SIAPA yang paling disayang? ALUNG. Anak sulung. Jawab adiknya cemberut, sambil melipat sarung kotak-kotak lusuhnya. Maklum, siang malam dipakai ke surau dan juga ketika sholat tahajud.
Berbeda dengan abang sulung yang santai dan malas-malasan, sore menjelang magrib masih asyik main gitar, bahkan siang pun enggak pulang untuk sekadar makan siang.

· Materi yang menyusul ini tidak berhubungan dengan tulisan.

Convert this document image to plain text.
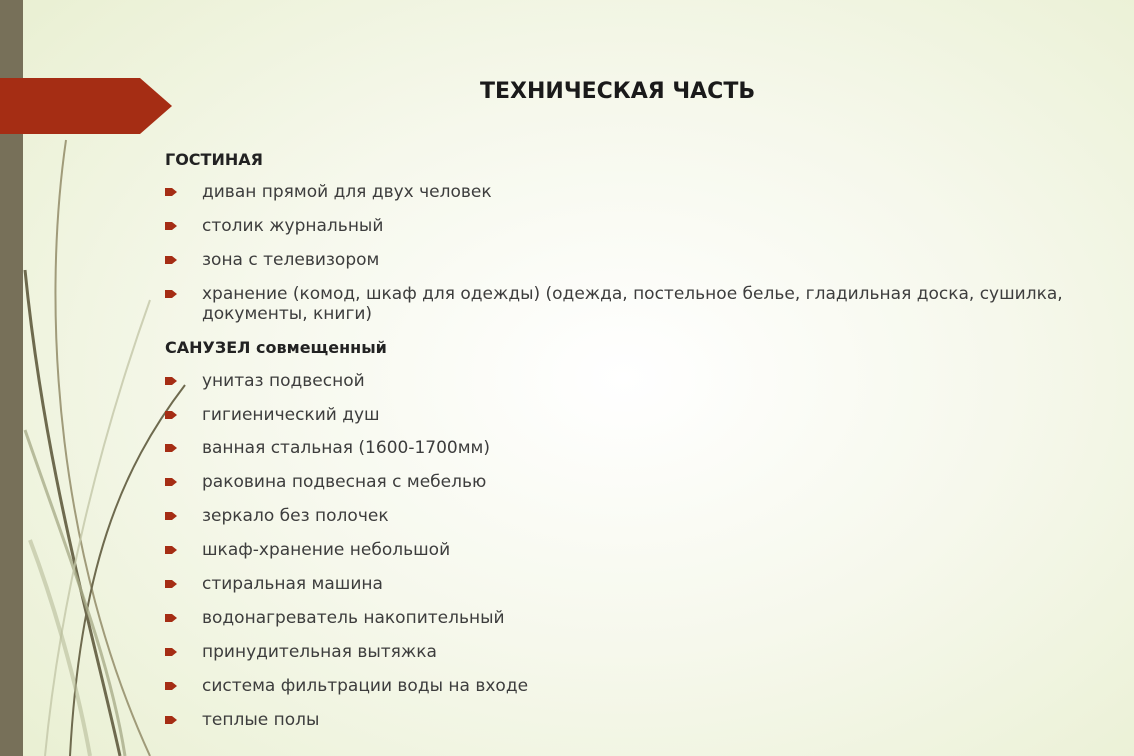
ТЕХНИЧЕСКАЯ ЧАСТЬ
ГОСТИНАЯ
диван прямой для двух человек
столик журнальный
зона с телевизором
хранение (комод, шкаф для одежды) (одежда, постельное белье, гладильная доска, сушилка, документы, книги)
САНУЗЕЛ совмещенный
унитаз подвесной
гигиенический душ
ванная стальная (1600-1700мм)
раковина подвесная с мебелью
зеркало без полочек
шкаф-хранение небольшой
стиральная машина
водонагреватель накопительный
принудительная вытяжка
система фильтрации воды на входе
теплые полы
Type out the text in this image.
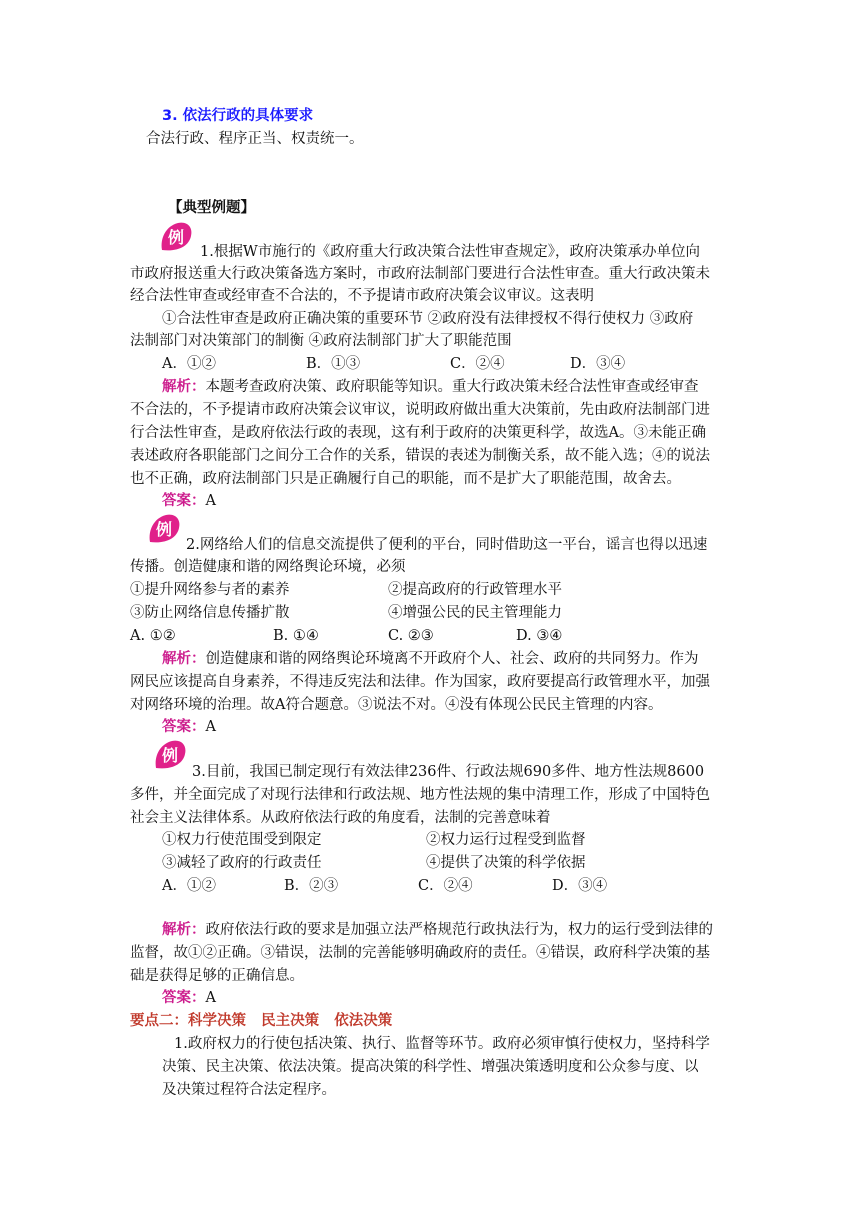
3. 依法行政的具体要求
合法行政、程序正当、权责统一。
【典型例题】
例
1.根据W市施行的《政府重大行政决策合法性审查规定》，政府决策承办单位向
市政府报送重大行政决策备选方案时，市政府法制部门要进行合法性审查。重大行政决策未
经合法性审查或经审查不合法的，不予提请市政府决策会议审议。这表明
①合法性审查是政府正确决策的重要环节 ②政府没有法律授权不得行使权力 ③政府
法制部门对决策部门的制衡 ④政府法制部门扩大了职能范围
A．①②	B．①③	C．②④	D．③④
解析：本题考查政府决策、政府职能等知识。重大行政决策未经合法性审查或经审查
不合法的，不予提请市政府决策会议审议，说明政府做出重大决策前，先由政府法制部门进
行合法性审查，是政府依法行政的表现，这有利于政府的决策更科学，故选A。③未能正确
表述政府各职能部门之间分工合作的关系，错误的表述为制衡关系，故不能入选；④的说法
也不正确，政府法制部门只是正确履行自己的职能，而不是扩大了职能范围，故舍去。
答案：A
例
2.网络给人们的信息交流提供了便利的平台，同时借助这一平台，谣言也得以迅速
传播。创造健康和谐的网络舆论环境，必须
①提升网络参与者的素养	②提高政府的行政管理水平
③防止网络信息传播扩散	④增强公民的民主管理能力
A. ①②	B. ①④	C. ②③	D. ③④
解析：创造健康和谐的网络舆论环境离不开政府个人、社会、政府的共同努力。作为
网民应该提高自身素养，不得违反宪法和法律。作为国家，政府要提高行政管理水平，加强
对网络环境的治理。故A符合题意。③说法不对。④没有体现公民民主管理的内容。
答案：A
例
3.目前，我国已制定现行有效法律236件、行政法规690多件、地方性法规8600
多件，并全面完成了对现行法律和行政法规、地方性法规的集中清理工作，形成了中国特色
社会主义法律体系。从政府依法行政的角度看，法制的完善意味着
①权力行使范围受到限定	②权力运行过程受到监督
③减轻了政府的行政责任	④提供了决策的科学依据
A．①②	B．②③	C．②④	D．③④
解析：政府依法行政的要求是加强立法严格规范行政执法行为，权力的运行受到法律的
监督，故①②正确。③错误，法制的完善能够明确政府的责任。④错误，政府科学决策的基
础是获得足够的正确信息。
答案：A
要点二：科学决策   民主决策   依法决策
1.政府权力的行使包括决策、执行、监督等环节。政府必须审慎行使权力，坚持科学
决策、民主决策、依法决策。提高决策的科学性、增强决策透明度和公众参与度、以
及决策过程符合法定程序。
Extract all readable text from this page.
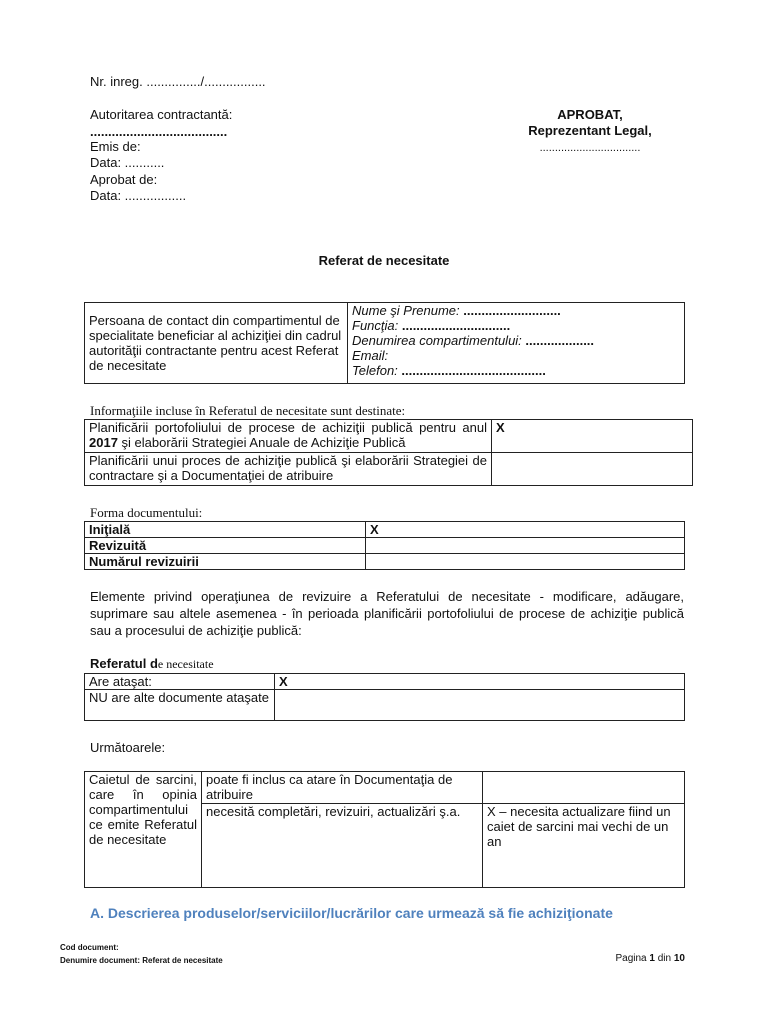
Nr. inreg. .............../.................
Autoritarea contractantă:
......................................
Emis de:
Data: ...........
Aprobat de:
Data: .................
APROBAT,
Reprezentant Legal,
.................................
Referat de necesitate
Persoana de contact din compartimentul de specialitate beneficiar al achiziţiei din cadrul autorităţii contractante pentru acest Referat de necesitate	
Nume şi Prenume: ...........................
Funcţia: ..............................
Denumirea compartimentului: ...................
Email:
Telefon: ........................................
Informaţiile incluse în Referatul de necesitate sunt destinate:
Planificării portofoliului de procese de achiziţii publică pentru anul 2017 şi elaborării Strategiei Anuale de Achiziţie Publică	X
Planificării unui proces de achiziţie publică şi elaborării Strategiei de contractare şi a Documentaţiei de atribuire	
Forma documentului:
Iniţială	X
Revizuită	
Numărul revizuirii	
Elemente privind operaţiunea de revizuire a Referatului de necesitate - modificare, adăugare, suprimare sau altele asemenea - în perioada planificării portofoliului de procese de achiziţie publică sau a procesului de achiziţie publică:
Referatul de necesitate
Are ataşat:	X
NU are alte documente ataşate	
Următoarele:
Caietul de sarcini, care în opinia compartimentului ce emite Referatul de necesitate	poate fi inclus ca atare în Documentaţia de atribuire	
	necesită completări, revizuiri, actualizări ş.a.	X – necesita actualizare fiind un caiet de sarcini mai vechi de un an
A. Descrierea produselor/serviciilor/lucrărilor care urmează să fie achiziţionate
Cod document:
Denumire document: Referat de necesitate	Pagina 1 din 10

Kerjanya nongkrong nongkrong saja gangguin anak gadis lewat.
Senangnya duduk-duduk di warung malakin anak sekolahan yang kebetulan ada dua sekolahan dekat warung dan satu sekolah perawat.
Semua yang lewat warung mang Udin takut dengan si abang sulung.
Bahkan tagihan di warung mang Udin membuat ibu ketar ketir dan susah hati.
Total bulan ini mencapai Rp25 juta. Bagaimana cara ibu membayar utang itu semua?
Tapi karena ibu sangat sayang pada Alung, maka ibu selalu membayar dengan susah payah dan ibu kerap mendoakan Alung sampai tertidur di atas sajadah sibuk meratap pada Allah agar Abang sulung anak pertamanya berubah.
Sementara adik kembali ke mushola dan mengaji dengan suara lembut. Sedikit sedih. Ibu nampak lupa padanya bahkan tak terdengar namanya dalam doa-doa ibu.
Lama-lama adik menjadi kesal dan berfikir untuk apa bangun pagi-pagi bantu ibu lalu ke mesjid sholat subuh, ibu tak pernah juga mengucapkan terima kasih, ibu hanya sedih saja memandang pintu kamar abang yang selalu tertutup ketika adzan subuh berkumandang dan meratapi abang yang tak kunjung bangun subuh.
Maka adik mulai malas-malasan ke masjid berharap perhatian ibu. Tapi ibu tahu, adik walau tidak ke mesjid pasti masih sholat di dalam kamar, beda dengan abangnya yang sangat tak peduli dengan waktu sholat.
Lama-lama adik berubah sedikit sedikit bahkan berfikir untuk bandel sama kayak abangnya agar ibu lebih memperhatikan dia. Mendoakan si adik.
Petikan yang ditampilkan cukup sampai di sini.